Figure EV1. Loss of accessibility after pioneer factor loss.

1. Genomic tracks of accessibility changes by ATACseq in OCT4 and NANOG FKBP tagged lines measured in untreated condition (NT) and after OCT4 and NANOG depletion at the indicated timepoints. ChIPseq tracks for OCT4 in the OCT4‐FKBP line and NANOG from publicly available data are shown on top of ATACseq. Y‐axes refers to reads per genomic content (RPGC).
2. Bar plot showing the number of differential accessible regions (DARs) after a time course of SOX2, OCT4 and NANOG depletion, in FKBP tagged lines.
3. Western blot analysis of SOX2 expression level at 0 and 2 h of dTAG‐13 and during a time course of dTAG‐13 washoff.

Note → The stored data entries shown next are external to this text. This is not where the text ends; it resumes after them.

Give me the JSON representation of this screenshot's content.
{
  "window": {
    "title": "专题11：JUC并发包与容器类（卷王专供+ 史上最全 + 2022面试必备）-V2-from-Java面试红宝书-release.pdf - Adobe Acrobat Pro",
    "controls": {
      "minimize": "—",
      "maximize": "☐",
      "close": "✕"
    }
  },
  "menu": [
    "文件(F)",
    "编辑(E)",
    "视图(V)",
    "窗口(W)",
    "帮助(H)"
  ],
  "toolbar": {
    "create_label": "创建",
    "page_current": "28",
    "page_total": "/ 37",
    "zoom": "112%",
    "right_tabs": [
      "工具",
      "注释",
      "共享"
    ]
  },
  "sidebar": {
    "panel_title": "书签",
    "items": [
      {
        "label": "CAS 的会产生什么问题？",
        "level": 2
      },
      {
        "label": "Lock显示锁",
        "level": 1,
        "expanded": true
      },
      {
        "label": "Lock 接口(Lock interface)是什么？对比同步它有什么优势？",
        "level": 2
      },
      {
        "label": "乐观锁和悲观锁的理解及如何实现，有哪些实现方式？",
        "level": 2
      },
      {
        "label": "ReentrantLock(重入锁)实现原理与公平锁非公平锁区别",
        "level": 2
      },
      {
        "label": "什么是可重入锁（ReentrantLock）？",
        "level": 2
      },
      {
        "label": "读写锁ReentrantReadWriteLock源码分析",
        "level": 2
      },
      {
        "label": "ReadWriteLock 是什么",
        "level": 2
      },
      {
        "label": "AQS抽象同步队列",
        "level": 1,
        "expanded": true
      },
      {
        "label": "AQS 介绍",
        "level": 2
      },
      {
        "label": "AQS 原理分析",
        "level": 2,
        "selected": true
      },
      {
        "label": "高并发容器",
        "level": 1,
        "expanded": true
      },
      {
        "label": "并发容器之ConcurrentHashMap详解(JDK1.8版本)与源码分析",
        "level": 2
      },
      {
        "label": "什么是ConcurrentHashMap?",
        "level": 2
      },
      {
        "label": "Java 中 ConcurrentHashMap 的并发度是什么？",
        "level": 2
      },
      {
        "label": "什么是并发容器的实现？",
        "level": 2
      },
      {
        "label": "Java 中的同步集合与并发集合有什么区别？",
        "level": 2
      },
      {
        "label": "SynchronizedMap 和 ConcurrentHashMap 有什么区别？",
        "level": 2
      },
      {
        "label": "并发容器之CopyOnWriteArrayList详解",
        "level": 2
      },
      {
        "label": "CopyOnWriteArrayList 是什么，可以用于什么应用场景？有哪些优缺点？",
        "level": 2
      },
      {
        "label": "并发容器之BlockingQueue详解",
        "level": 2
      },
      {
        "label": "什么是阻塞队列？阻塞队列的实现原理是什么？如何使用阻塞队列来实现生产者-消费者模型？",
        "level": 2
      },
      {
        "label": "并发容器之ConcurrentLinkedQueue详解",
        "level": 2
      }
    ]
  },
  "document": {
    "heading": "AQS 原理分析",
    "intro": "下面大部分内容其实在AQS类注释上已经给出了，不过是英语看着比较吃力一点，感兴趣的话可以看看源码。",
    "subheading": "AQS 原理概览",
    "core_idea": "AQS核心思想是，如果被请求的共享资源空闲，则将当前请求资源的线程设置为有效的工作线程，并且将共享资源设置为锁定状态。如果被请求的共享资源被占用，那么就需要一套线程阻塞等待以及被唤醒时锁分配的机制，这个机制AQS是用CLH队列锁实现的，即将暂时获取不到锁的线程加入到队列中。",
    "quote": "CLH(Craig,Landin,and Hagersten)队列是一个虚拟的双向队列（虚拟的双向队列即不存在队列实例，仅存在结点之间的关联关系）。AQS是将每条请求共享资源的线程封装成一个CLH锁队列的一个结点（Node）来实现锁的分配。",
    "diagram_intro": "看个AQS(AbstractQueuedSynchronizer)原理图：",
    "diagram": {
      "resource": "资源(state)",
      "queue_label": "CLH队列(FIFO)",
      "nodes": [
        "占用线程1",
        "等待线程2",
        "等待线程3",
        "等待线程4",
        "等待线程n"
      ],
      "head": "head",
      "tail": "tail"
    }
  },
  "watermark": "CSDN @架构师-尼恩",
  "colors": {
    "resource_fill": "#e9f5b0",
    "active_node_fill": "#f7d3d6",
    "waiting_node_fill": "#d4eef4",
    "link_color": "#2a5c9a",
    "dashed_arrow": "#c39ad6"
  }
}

HSP90 was used as loading control.
4. Schematic representation of SOX2 protein showing the DNA binding domain (HMG) and the trans‐activation domain (TAD). To generate versions of the protein for ectopic expression, the HMG, TAD or full length SOX2 was cloned in frame with the eGFP sequence in an episomal expression vector.
5. Western blot using an antibody against eGFP shows the fusion proteins running at the expected size. HSP90 was used as a loading control.
6. Top; Representation of the experimental procedure for ATACseq after ectopic expression of the truncated SOX2‐EGFP constructs. SOX2‐FKBP cells were transfected with the plasmids and seeded for DMSO or dTAG‐13 treatment. eGFP positive cells were sorted and ATACseq was performed on the eGFP expressing cells. Bottom; Line plot showing the average signal of ATACseq after overexpression of the plasmids after DMSO (gray) or dTAG13 treatment (red) for the endogenous SOX2‐FKBP degradation. The average ATACseq signal is plotted for the DARs and nDARs as identified in Fig 1F.

Source data are available online for this figure.